Edited and Reviewed by:
Dr. Rahim Dhalla, PharmD
Ownder and Founder of Hybrid Pharmacy


1. Backes, M. 2017. Cannabis pharmacy: The Practical Guide to Medical Marijuana. Black Dog and Leventhal Publishers.
2. Alger BE. Getting High on the Endocannabinoid System. Cerebrum Dana Forum Brain Sci. 2013;2013.
3. Maccarrone M, Bab I, Bíró T, et al. Endocannabinoid signaling at the periphery: 50 years after THC. Trends Pharmacol Sci. 2015;36(5):277-296. doi:10.1016/
4. Mackie K. Cannabinoid receptors: where they are and what they do. J Neuroendocrinol. 2008;20 Suppl 1:10-14. doi:10.1111/j.1365-2826.2008.01671.x.
5. Lu, Y., & Anderson, H. D. (2017). Cannabinoid signaling in health and disease. Canadian journal of physiology and pharmacology, 95(4), 311-327.

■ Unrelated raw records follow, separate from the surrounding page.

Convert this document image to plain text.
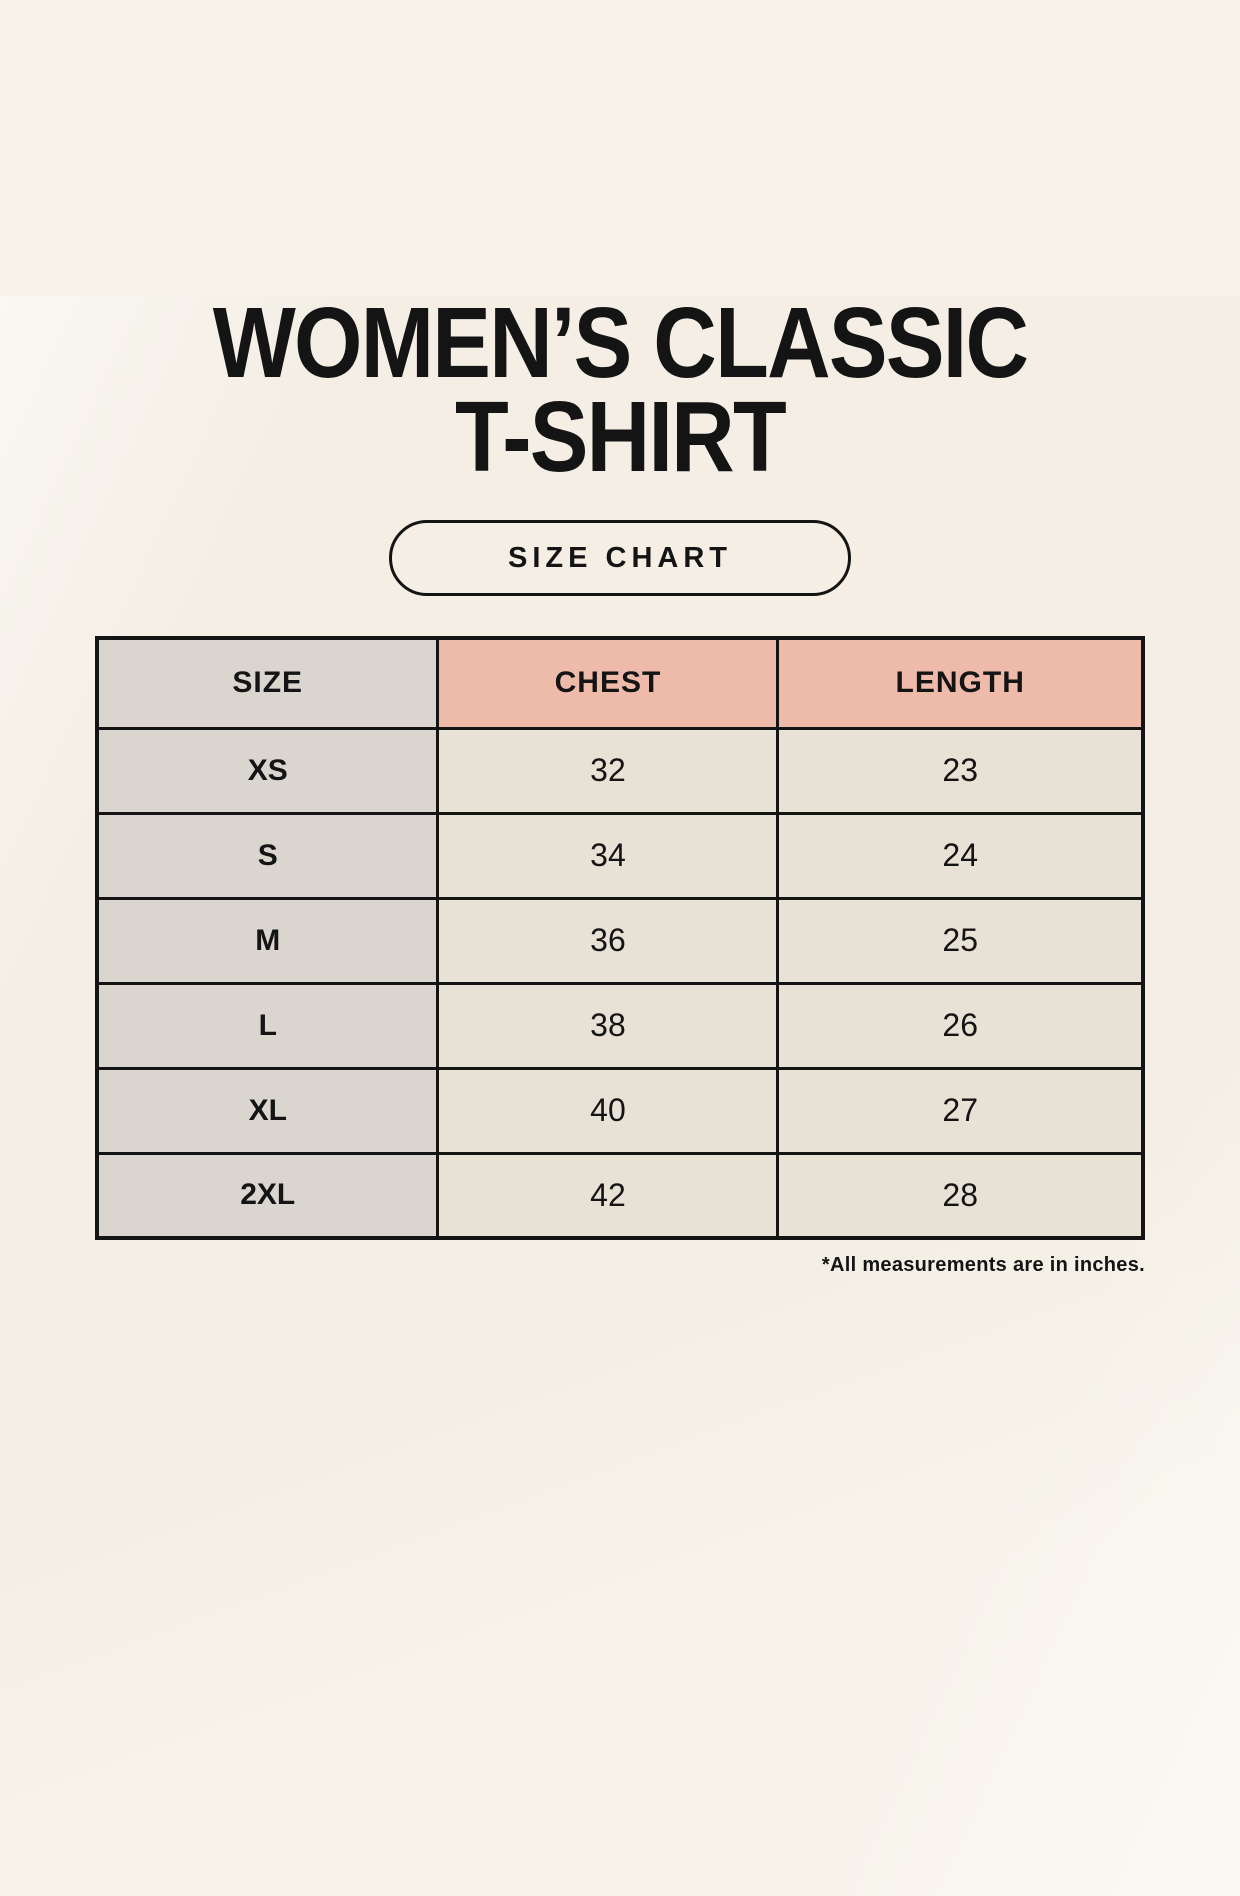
WOMEN’S CLASSIC
T-SHIRT
SIZE CHART
SIZE	CHEST	LENGTH
XS	32	23
S	34	24
M	36	25
L	38	26
XL	40	27
2XL	42	28
*All measurements are in inches.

6. McPartland JM, Matias I, Di Marzo V, Glass M. Evolutionary origins of the endocannabinoid system. Gene. 2006;370:64-74.doi:
7. Russo, E. B. (2008). Clinical endocannabinoid deficiency (CECD): can this concept explain therapeutic benefits of cannabis in migraine, fibromyalgia, irritable bowel syndrome and other treatment-resistant conditions?. Neuro endocrinology letters, 29(2), 192-200.
8. Russo, E. B. (2016). Clinical endocannabinoid deficiency reconsidered: current research supports the theory in migraine, fibromyalgia, irritable bowel, and other treatment-resistant syndromes. Cannabis and cannabinoid research, 1(1), 154-165.